I’m fairly sure that the greenhouse effect is the real answer to this question. At lower altitude there is more air above your head trapping heat.

Anonymous 0 Comments

Distance to the Sun is irrelevant. In fact the earth’s distance to the sun varies by over 3 millions miles, between the closest and furthest point.

It is colder up higher because of low pressure. The atmosphere which hood all the heat in the air spreads out the further away from the surface you get. It gets colder the further is spreads.

Anonymous 0 Comments

As other people said, distance to the sun is irrelevant, but there are a bunch of different factors that determine the temperature. If you Google graphs of average temperature vs height you will see it’s not always colder the higher you go, so it’s colder the higher you go up to a point, then it gets hotter, then colder…

Anonymous 0 Comments

The sun is on average at
149,597,870 km at sea level
149,597,861 at Everest
That’s 0,000006% negligible difference. Other factors come in place. Like air density.

Anonymous 0 Comments

It’s to do with the pressure of the air up there. The molecules are further apart so they do absorb as much heat from the sun. From there they do not conduct that heat around them as well because there is less stuff to bump into to pass it.
A visualization that may help is imagine opening a 400 degree oven. You will feel hot air pass you but you will not get burned because the air molecules are so far apart that few bump into to you to pass that heat. Compared to a pot of boiling water on top of that stove at 212 degrees. Put your finger in there and you will immediately feel a burn. The water molecules are densely packed so much more touch your skin and pass that energy.

Another fact that may bake your noodle is the Earth is closer to the sun at 91 million miles (called the perihelion) during the northern hemisphere’s winter than in the summer at 95 million miles (aphelion).

Anonymous 0 Comments

First let’s talk about pressure. Pressure is force divided by area, which is why your cat laying on your lap is much more comfortable than them standing on it, same force (weight), concentrated into a much smaller area. You can kind of think of pressure as “force density.” When it comes to air pressure, you get air pushing against itself, and most of that cancels itself out, except for the force pushing down from gravity.
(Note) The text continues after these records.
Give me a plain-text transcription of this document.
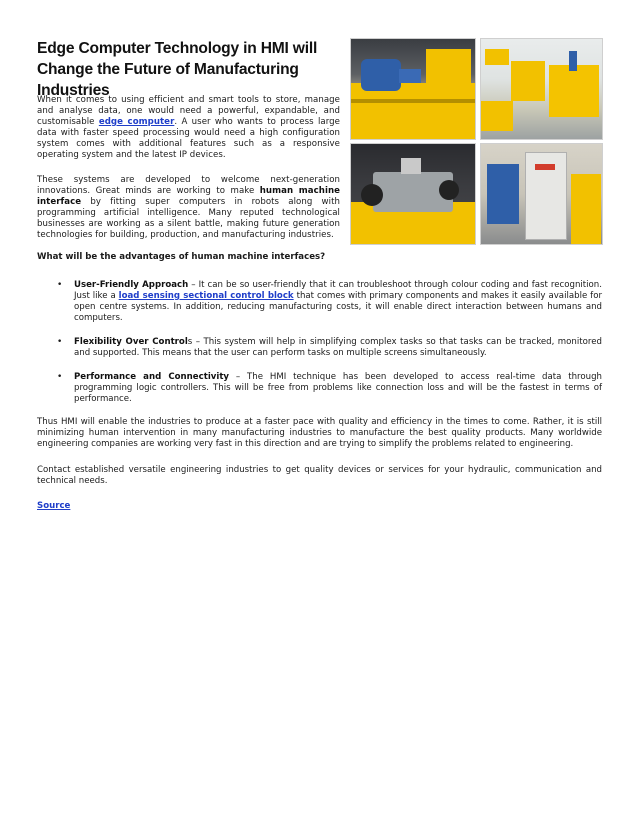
Edge Computer Technology in HMI will Change the Future of Manufacturing Industries

When it comes to using efficient and smart tools to store, manage and analyse data, one would need a powerful, expandable, and customisable edge computer. A user who wants to process large data with faster speed processing would need a high configuration system comes with additional features such as a responsive operating system and the latest IP devices.

These systems are developed to welcome next-generation innovations. Great minds are working to make human machine interface by fitting super computers in robots along with programming artificial intelligence. Many reputed technological businesses are working as a silent battle, making future generation technologies for building, production, and manufacturing industries.

What will be the advantages of human machine interfaces?

• User-Friendly Approach – It can be so user-friendly that it can troubleshoot through colour coding and fast recognition. Just like a load sensing sectional control block that comes with primary components and makes it easily available for open centre systems. In addition, reducing manufacturing costs, it will enable direct interaction between humans and computers.

• Flexibility Over Controls – This system will help in simplifying complex tasks so that tasks can be tracked, monitored and supported. This means that the user can perform tasks on multiple screens simultaneously.

• Performance and Connectivity – The HMI technique has been developed to access real-time data through programming logic controllers. This will be free from problems like connection loss and will be the fastest in terms of performance.

Thus HMI will enable the industries to produce at a faster pace with quality and efficiency in the times to come. Rather, it is still minimizing human intervention in many manufacturing industries to manufacture the best quality products. Many worldwide engineering companies are working very fast in this direction and are trying to simplify the problems related to engineering.

Contact established versatile engineering industries to get quality devices or services for your hydraulic, communication and technical needs.

Source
Wherever you are, the air pressure you feel is that of the weight of how much air is above you (divided by the surface area of the top of your head).

Now let’s talk about thermodynamics. There’s a relationship between pressure, density, and temperature. The temperature of air (or whatever) is essentially the average speed of the molecules in it. When pressure goes down, temperature goes down, since pressure is just how hard air molecules are hitting things, and things hit less hard when they’re moving slower.

Putting these together, when you go higher, there’s less air over you because more of it is below you. Less air means less weight, less weight means less pressure, less pressure means lower temperature. This difference is much, much bigger than any other change you’ll get when you climb a mountain.

Anonymous 0 Comments

In simple terms:

The amount of warmth you feel as you get 1 mile closer to the sun is VERY small in comparison to the amount of warmth lost in the air at that altitude.

e.g. Being on top of a mile-tall mountain, you might feel 0.0001 degree warmer for being closer to the sun, but feel 40 degrees colder due to the air. Therefore, in total, you feel 39.9999 degrees colder on top of the mountain.

The reason the air is colder is because the density is lower. Less air = less heat (in simplistic terms).